I was thinking about relationships the other day, as I’m known to do as of late. I mean, it’s been three years since my last legitimate relationship failed (I don’t count Sean, since that was more of a massive, unlabeled mistake spent almost entirely 300 miles apart). So naturally, I like to think about these 2 (and a half, if you really want to count Sean as something) relationships from time to time. I don’t have a new one to move on to, so I’m left constantly examining them. And I realized something.
Every boy I’ve ever dated (including Sean) told me that he loved me, and every single time it was over the phone.
Mike told me he loved me about three days after we started dating (keep in mind, we’re both barely 15). We’d been talking on the phone and he had to go, so he hurriedly panted “love you!” and then promptly hung up. I was sitting on the carpet of my room pawing through the remnants of my makeup collection, sizing it up like the 15-year-old girl I was. The first time a boy told me he loved me was, as you can tell, very romantic.
Cody told me he loved me via text messaging, a few months after we started dating. At least this time the time line made more sense. We were texting about something else and somehow it came up that he sort of wanted to say something to me but he didn’t want me to freak out about it and I told him I felt the same [as of yet unnamed, ambiguous] feeling, and then he told me he loved me. D’awww.

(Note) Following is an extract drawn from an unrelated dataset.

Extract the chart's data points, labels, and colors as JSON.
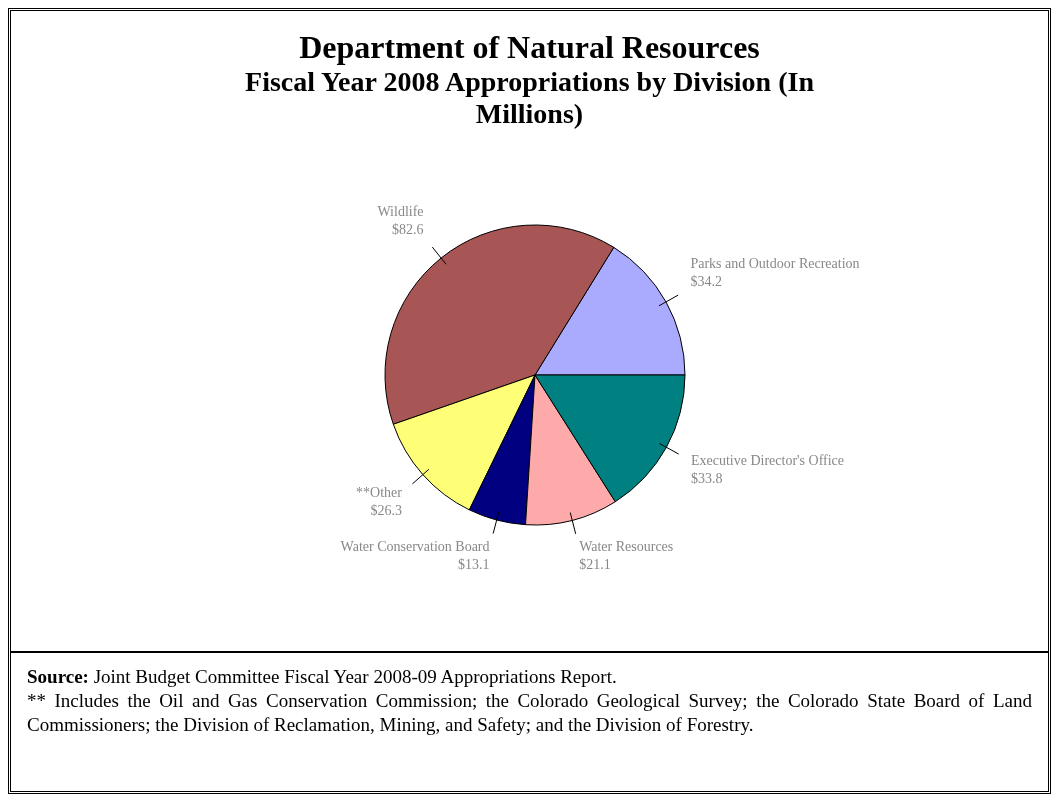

Sean told me he loved me over the phone at 2am during the summer before my senior year of high school. It was even more of a surprise than the other two, partially because we’d met maybe once at this point, and partially because the way things were going I thought he just wanted to be friends. In fact, just hours before this phone conversation, I’d stood out on my deck, in the rain, and decided I didn’t want to get overly attached to him because I was bound to get hurt. Then he dropped the L bomb and what was I supposed to do? I loved him too, with my whole heart, so much that it sometimes physically hurt. But of course, I ended up getting hurt. We won’t go into that again, though.
The other common thread between these three boys was that when I started nearing my decision to break up with them (or, in Sean’s case, my decision to honor his decision to go into his first year of college unattached) I started this “you, too” thing. They’d say they loved me at the end of some conversation, and because I wasn’t really feeling the love anymore but I didn’t want to hurt them just yet, I’d reply with a simple “you, too.” Of course, this was more obvious than I’d originally thought it would be, because each boy picked up on it immediately and got very, very upset.
There really isn’t a point to this post, other than to remark about the similarities between my sole three romantic interludes. Maybe it was also to muse on the fact that, for being so easily “loved”, I sure spend a heck of a lot of time getting rejected. It’s just strange, I suppose, that every notable romantic endeavor I’ve ever entered into at some point included the words “I love you.” Because people say love isn’t an easy thing to attain, and yet something about me inspires it in the men I’m romantically attached to. I wonder what, if anything, that says about me.
It’s unfortunate that “you too” and “I know” are so obvious, because what else are you supposed to say? It’s hard to say I love you when you don’t. Really a statement that comes with a commitment. Ugh.